In order to investigate this, I used generated random walk processes based on normally distributed random values. Random walk processes are processes were the random variable is the delta of two points (not the absolute value of the point). Many real life processes can be described as random walk processes, for example temperature (for machine sensors or for weather data), birth rates, even sales (at least to some extend) etc., so these processes are likely to be seen when analyzing time series data.
The setup for the experiment was to generate 10 variables with 100 observations each. Here is an example:
Next, I calculated the correlation matrix for the 10 variables to find strong positive/negative correlation:
As you can see we have some series with a strong correlation, especially with a strong positive correlation (deep blue = series 6 and series 10 with a correlation of .83) in this example. Plotting the series with the strong correlation looks like this:
Of course, not every combination correlates well, for example series 6 and 8 have a correlation near zero. But in this example with just 10 variables we found 2 with a good correlation although the series were created randomly. Since this was just a single random experiment with no statistical relevance, I repeated the experiment 100,000 times (Monte Carlo). The random number generator was Mersenne Twister, normally distributed random variables have been computed using Box-Muller. Here is the distribution of the best absolute correlation between two variables in each experiment:
It may be surprising that such a majority of our random experiments ended with at least two series with a good correlation. The result shows that in 99% of the experiments the best correlation was at least .7, in 88% it was at least .8 and in 34% at was at least .9.
This means that with a confidence of almost 90% we can expect a correlation of .8 for this random experiment or in other words, it is very likely to find a correlation of 10 random walk processes (with 100 observations each). This also means, that when analyzing data you should not blindly celebrate any correlation being found but in the opposite be very skeptical about correlations in your data. You might argue that this effect is a result of our relative short time series with only 100 values (“rows”) for 10 given variables. However, repeating the test for 10,000 values per variable gives exactly the same result. The most important influence is the number of variables. While the correlation is rather poor with 2 or 3 variables, you can be almost absolutely sure to find a correlation of above .8 with 25 variables as shown in the table and chart below (black line: Correlation of .8 and above, the shaded area shows the range from correlation .7 to .9).

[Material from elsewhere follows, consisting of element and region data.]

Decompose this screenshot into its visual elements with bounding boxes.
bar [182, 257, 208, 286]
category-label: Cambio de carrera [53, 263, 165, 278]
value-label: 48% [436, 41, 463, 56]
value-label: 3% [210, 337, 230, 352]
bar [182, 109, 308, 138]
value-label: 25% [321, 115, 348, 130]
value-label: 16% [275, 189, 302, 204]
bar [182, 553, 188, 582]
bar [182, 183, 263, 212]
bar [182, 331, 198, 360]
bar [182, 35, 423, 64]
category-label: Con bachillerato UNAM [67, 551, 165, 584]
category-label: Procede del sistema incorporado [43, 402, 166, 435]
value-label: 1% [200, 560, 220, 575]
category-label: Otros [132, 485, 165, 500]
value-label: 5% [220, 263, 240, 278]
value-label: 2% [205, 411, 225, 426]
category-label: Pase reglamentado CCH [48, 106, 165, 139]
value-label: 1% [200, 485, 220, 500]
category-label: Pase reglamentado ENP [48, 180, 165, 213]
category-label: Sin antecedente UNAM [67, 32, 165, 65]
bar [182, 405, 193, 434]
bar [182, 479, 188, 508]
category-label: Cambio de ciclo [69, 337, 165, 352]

Correlations of variables in data sets are often put on the same level with meaning. One may think to have found a hidden pattern when a correlation is detected. However, this post shows that correlations are not rare, but are very likely to be discovered even in randomized data sets with only 10 variables. As a result, we need to carefully examine each correlation we find in a data set. A first step can be to use a holdout and to test the discovered correlations on the holdout data set (much like we use training and testing data sets in data mining).